Krok czwarty. Przełomowy sezon w historii KTS-u Weszło

Kluczowy moment w historii KTS-u Weszło to październik 2021 roku. To właśnie wtedy klub wyemitował swoje akcje na specjalnej platformie crowdfoundingowej i uzbierał dzięki temu rekordowe 4,5 miliona złotych w zaledwie półtorej godziny.

Tak, prawie 3,5 tysiąca osób postanowiło wykupić akcje KTS-u Weszło i zapewnić sobie realny wpływ na funkcjonowanie klubu.

I w ten sposób zmieniło się niemal wszystko.

JUŻ NIE TOWARZYSKO-SPORTOWY?

Dzięki emisji akcji, KTS naprawdę zyskał aż 3471 nowych współwłaścicieli, przez co trzeba było liczyć się z ich głosem. Od tamtego momentu wiele kluczowych decyzji dla funkcjonowania klubu była konsultowana z akcjonariuszami. Nie można było jednak działać w pośpiechu, bo przecież najpierw należało skupić się na wygraniu ligi okręgowej, co ostatecznie oczywiście się udało. Dopiero wtedy, kiedy już wszystko było mniej więcej jasne, można było wybrać nowy zarząd. Oczywiście – w drodze głosowania. Było to pierwsze tak ważne głosowanie akcjonariuszy w historii klubu.

Reklama

Oczywiste było więc to, że ta jakże istotna zmiana w działalności klubu wpłynie na drużynę. Wiadomo było, że zbliżający się sezon będzie zupełnie inny niż wszystkie poprzednie. Będzie znacznie więcej profesjonalizmu, nie będzie miejsca na amatorkę. Najgorsze w tym wszystkim było to, że w zaistniałej sytuacji ofiarami musieli się stać niektórzy zawodnicy. Wśród nich również tacy, którzy tworzyli ten projekt od początku i byli z nim na dobre i na złe.

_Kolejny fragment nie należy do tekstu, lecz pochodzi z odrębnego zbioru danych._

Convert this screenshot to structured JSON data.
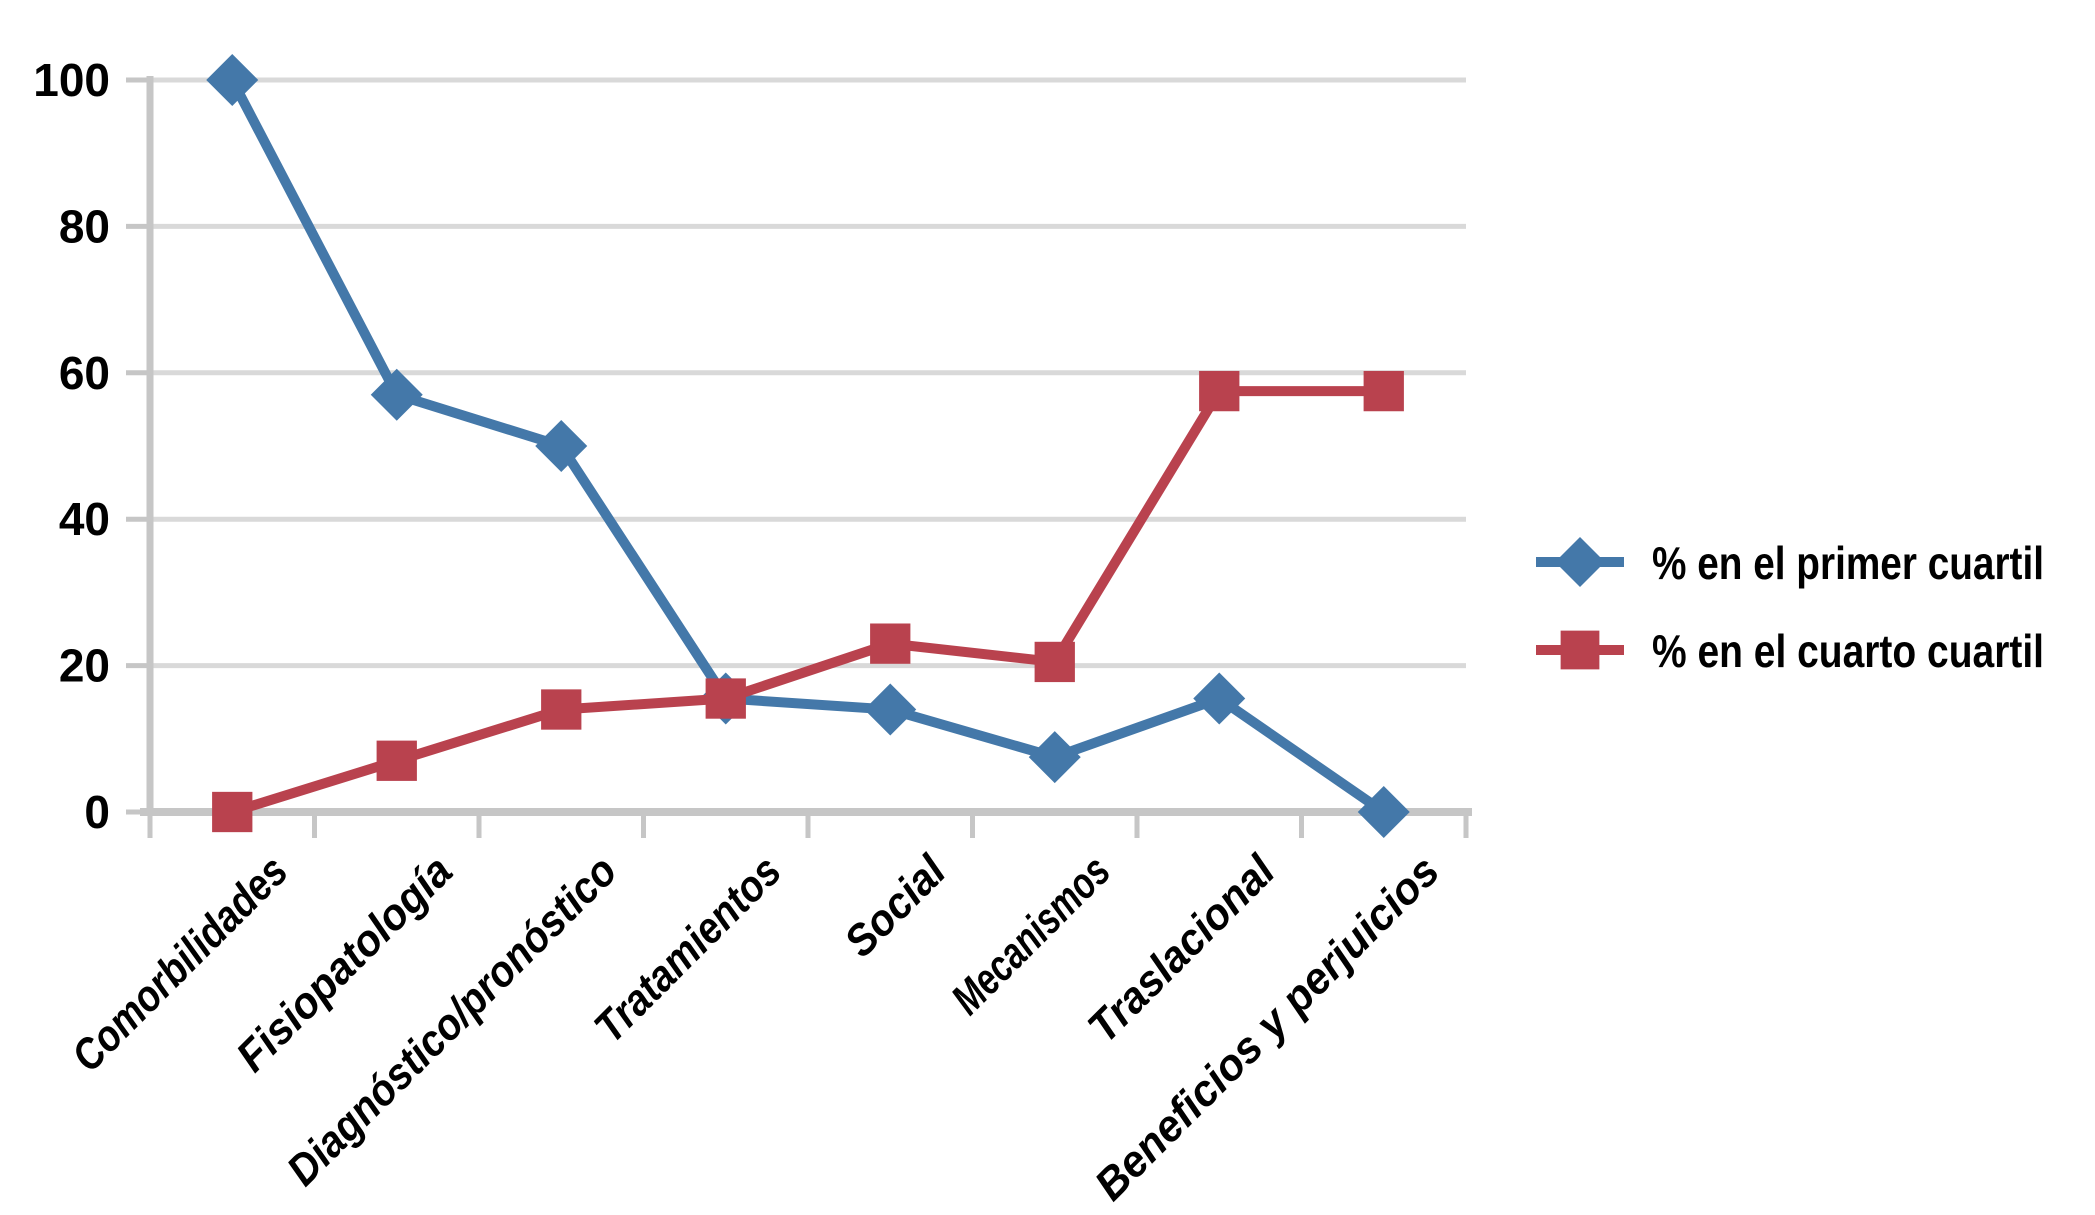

Założyciel i nowo wybrany prezes KTS-u Krzysztof Stanowski przyznał, że pożegnanie aż 10 zawodników po sezonie 2021/22 było zdecydowanie jednym z najtrudniejszych zadań, jakie musiał wykonać od momentu powstania klubu. Część piłkarzy domyślała się, że nadchodzą takie decyzje. Część się z nimi pogodziła, druga część nie, ale obyło się raczej bez jakiej większej urazy. Nieprzyjemne wiadomości zostały przekazane na specjalnym spotkaniu drużynowym. Takie chwile nigdy przyjemne nie są, ale niestety są nieuniknione.

A to przecież nie koniec pożegnań, bo od początku wiadomo było, że z uwagi na zaplanowane transfery, zespół będzie musiało opuścić jeszcze kilku zawodników. To jednak miało już zostać zaplanowane z nowym dyrektorem sportowym i nowym trenerem, którzy zostali wybrani – a jakże – w drodze głosowania. W nowej erze KTS-u nie ma miejsca na fuszerkę i półśrodki, więc wybory na to pierwsze stanowisko poprzedziła nawet specjalna debata poprowadzona przez samego Stanowskiego na kanale WeszloTV. Zmierzyli się w niej dwaj kandydaci, którzy uzyskali najlepszy wynik w pierwszej turze – były piłkarz KTS-u Grzegorz Zaleski i Jakub Chodorowski – bardzo poważna persona – były szef skautingu Zagłębia Lubin i były pełnomocnik zarządu ds. sportu w Wiśle Kraków.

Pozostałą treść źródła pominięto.